Departmental Papers (Dental)

Document Type

Journal Article

Date of this Version

4-2002

Publication Source

Cell Microbiology

Volume

4

Issue

4

Start Page

245

Last Page

255

Abstract

Cytolethal distending toxin (CDT) is a multicomponent bacterial holotoxin that targets most eukarytotic cells causing distension and cell cycle arrest. A number of diverse pathogenic bacterial species associated with diarrhoea, chancroid, chronic hepatitis and periodontal disease produce a CDT. Synthesis of the holotoxin is directed by the expression of three genes, cdtA, cdtB and cdtC. Although the product of the CdtB gene was previously identified as a type I deoxyribonuclease, the functions of the cdtA and cdtC products have not been characterized. Using the periodontal pathogen, Actinobacillus actinomycetemcomitans, we demonstrate that the recombinant product of the CdtA gene binds to the surface of Chinese hamster ovary (CHO) cells. This protein did not induce distension or cytotoxicity when introduced into the cytosol using a lipid-based protein delivery system. Recombinant CdtB and CdtC proteins failed to bind to CHO cells. However, the delivery of either CdtB or CdtC into the cytosol resulted in the characteristic pattern of distension followed by cell death. Based on these results, it appears that the CdtA protein subunit alone is responsible for anchoring the holotoxin to the cell surface. The CdtC subunit, in concert with CdtB, contributes to the cytotoxic activities of the holotoxin. The specific mechanism of CdtC cytotoxicity is currently unknown.

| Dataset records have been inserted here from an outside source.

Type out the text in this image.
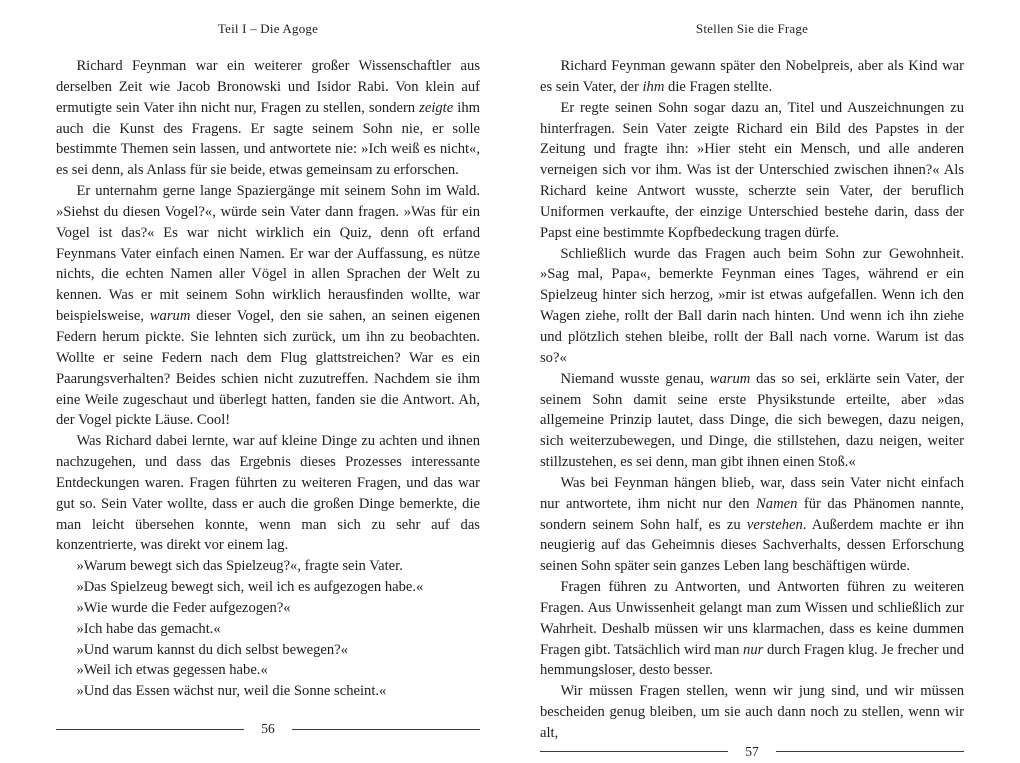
Teil I – Die Agoge

Richard Feynman war ein weiterer großer Wissenschaftler aus derselben Zeit wie Jacob Bronowski und Isidor Rabi. Von klein auf ermutigte sein Vater ihn nicht nur, Fragen zu stellen, sondern zeigte ihm auch die Kunst des Fragens. Er sagte seinem Sohn nie, er solle bestimmte Themen sein lassen, und antwortete nie: »Ich weiß es nicht«, es sei denn, als Anlass für sie beide, etwas gemeinsam zu erforschen.

Er unternahm gerne lange Spaziergänge mit seinem Sohn im Wald. »Siehst du diesen Vogel?«, würde sein Vater dann fragen. »Was für ein Vogel ist das?« Es war nicht wirklich ein Quiz, denn oft erfand Feynmans Vater einfach einen Namen. Er war der Auffassung, es nütze nichts, die echten Namen aller Vögel in allen Sprachen der Welt zu kennen. Was er mit seinem Sohn wirklich herausfinden wollte, war beispielsweise, warum dieser Vogel, den sie sahen, an seinen eigenen Federn herum pickte. Sie lehnten sich zurück, um ihn zu beobachten. Wollte er seine Federn nach dem Flug glattstreichen? War es ein Paarungsverhalten? Beides schien nicht zuzutreffen. Nachdem sie ihm eine Weile zugeschaut und überlegt hatten, fanden sie die Antwort. Ah, der Vogel pickte Läuse. Cool!

Was Richard dabei lernte, war auf kleine Dinge zu achten und ihnen nachzugehen, und dass das Ergebnis dieses Prozesses interessante Entdeckungen waren. Fragen führten zu weiteren Fragen, und das war gut so. Sein Vater wollte, dass er auch die großen Dinge bemerkte, die man leicht übersehen konnte, wenn man sich zu sehr auf das konzentrierte, was direkt vor einem lag.

»Warum bewegt sich das Spielzeug?«, fragte sein Vater.

»Das Spielzeug bewegt sich, weil ich es aufgezogen habe.«

»Wie wurde die Feder aufgezogen?«

»Ich habe das gemacht.«

»Und warum kannst du dich selbst bewegen?«

»Weil ich etwas gegessen habe.«

»Und das Essen wächst nur, weil die Sonne scheint.«

56
Stellen Sie die Frage

Richard Feynman gewann später den Nobelpreis, aber als Kind war es sein Vater, der ihm die Fragen stellte.

Er regte seinen Sohn sogar dazu an, Titel und Auszeichnungen zu hinterfragen. Sein Vater zeigte Richard ein Bild des Papstes in der Zeitung und fragte ihn: »Hier steht ein Mensch, und alle anderen verneigen sich vor ihm. Was ist der Unterschied zwischen ihnen?« Als Richard keine Antwort wusste, scherzte sein Vater, der beruflich Uniformen verkaufte, der einzige Unterschied bestehe darin, dass der Papst eine bestimmte Kopfbedeckung tragen dürfe.

Schließlich wurde das Fragen auch beim Sohn zur Gewohnheit. »Sag mal, Papa«, bemerkte Feynman eines Tages, während er ein Spielzeug hinter sich herzog, »mir ist etwas aufgefallen. Wenn ich den Wagen ziehe, rollt der Ball darin nach hinten. Und wenn ich ihn ziehe und plötzlich stehen bleibe, rollt der Ball nach vorne. Warum ist das so?«

Niemand wusste genau, warum das so sei, erklärte sein Vater, der seinem Sohn damit seine erste Physikstunde erteilte, aber »das allgemeine Prinzip lautet, dass Dinge, die sich bewegen, dazu neigen, sich weiterzubewegen, und Dinge, die stillstehen, dazu neigen, weiter stillzustehen, es sei denn, man gibt ihnen einen Stoß.«

Was bei Feynman hängen blieb, war, dass sein Vater nicht einfach nur antwortete, ihm nicht nur den Namen für das Phänomen nannte, sondern seinem Sohn half, es zu verstehen. Außerdem machte er ihn neugierig auf das Geheimnis dieses Sachverhalts, dessen Erforschung seinen Sohn später sein ganzes Leben lang beschäftigen würde.

Fragen führen zu Antworten, und Antworten führen zu weiteren Fragen. Aus Unwissenheit gelangt man zum Wissen und schließlich zur Wahrheit. Deshalb müssen wir uns klarmachen, dass es keine dummen Fragen gibt. Tatsächlich wird man nur durch Fragen klug. Je frecher und hemmungsloser, desto besser.

Wir müssen Fragen stellen, wenn wir jung sind, und wir müssen bescheiden genug bleiben, um sie auch dann noch zu stellen, wenn wir alt,

57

Copyright/Permission Statement

This is the peer reviewed version of the following article: [Mao, X. and DiRienzo, J.M. (2002). Functional studies of the recombinant subunits of a cytolethal distending holotoxin. Cell Microbiology; 4(4): 245–255.]. This article may be used for non-commercial purposes in accordance with Wiley Terms and Conditions for Use of Self-Archived Versions.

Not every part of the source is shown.